In this work, two representative hybrid rocket injector designs, a single-port and an axial showerhead design, were examined experimentally to determine the comparative influence on the development of the downstream combustion zone with polymethylmethacrylate (PMMA) fuel. One-dimensional laser absorption tomography was employed to obtain the thermochemical structure of the PMMA–gaseous oxygen reaction layer via quantitative in situ species and temperature measurements. Optical measurements were performed with tunable semiconductor lasers in the midwave infrared to target absorption features in the fundamental vibrational bands of CO, ${\mathrm{CO}}_2$, and ${\mathrm{H}}_2\mathrm{O}$. Planar measurements were conducted at the exit plane of cylindrical fuel grains ($\mathrm{inner}\mathrm{diameter}=0.5\mathrm{in}.$) at axial distances ($x/d$) ranging from 2 to 11 with a constant gaseous oxygen flow for each of the injectors. Assuming azimuthal symmetry, a Tikhonov-regularized Abel inversion technique was used to obtain the radially resolved absorption coefficient, from which temperature and mole fractions were extracted. One-dimensional measurements over all fuel-grain lengths were consolidated to obtain spatially resolved two-dimensional images of the reaction layer thermochemical structure in a hybrid rocket motor geometry. Significant variations in experimental results were observed between the two injectors, suggesting the importance of injection fluid dynamics in hybrid rocket combustion performance. Explanations of the variations are offered from both a theoretical and a computational analysis.

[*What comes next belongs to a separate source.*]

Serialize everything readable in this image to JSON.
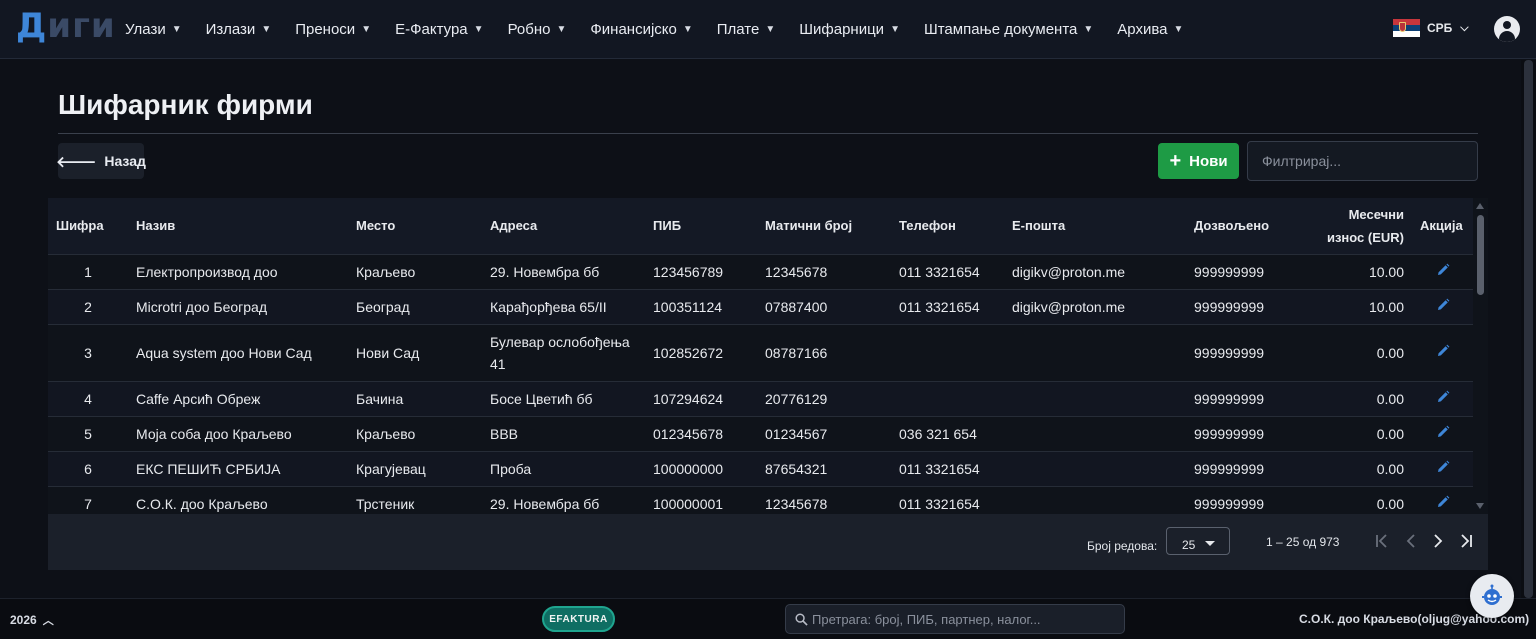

在这项工作中，通过实验检查了两种代表性的混合火箭喷射器设计，即单端口和轴向喷头设计，以确定聚甲基丙烯酸甲酯 (PMMA) 燃料对下游燃烧区发展的比较影响。采用一维激光吸收断层扫描通过定量原位物种和温度测量获得 PMMA-气态氧反应层的热化学结构。使用可调谐半导体激光器在中波红外线中进行光学测量，以针对 CO 基本振动带中的吸收特征，${\mathrm{二氧化碳}}_2$， 和 ${\mathrm{H}}_2\mathrm{哦}$. 在圆柱形燃料颗粒的出口平面进行平面测量（$内\mathrm{直径}=0.5在.$) 在轴向距离 ($X/d$) 范围从 2 到 11，每个注射器都有恒定的气态氧气流量。假设方位角对称，使用吉洪诺夫正则化阿贝尔反演技术获得径向分辨的吸收系数，从中提取温度和摩尔分数。对所有燃料颗粒长度的一维测量进行了合并，以获得混合火箭发动机几何结构中反应层热化学结构的空间分辨二维图像。在两个喷射器之间观察到实验结果的显着变化，表明喷射流体动力学在混合火箭燃烧性能中的重要性。从理论和计算分析中都提供了对变化的解释。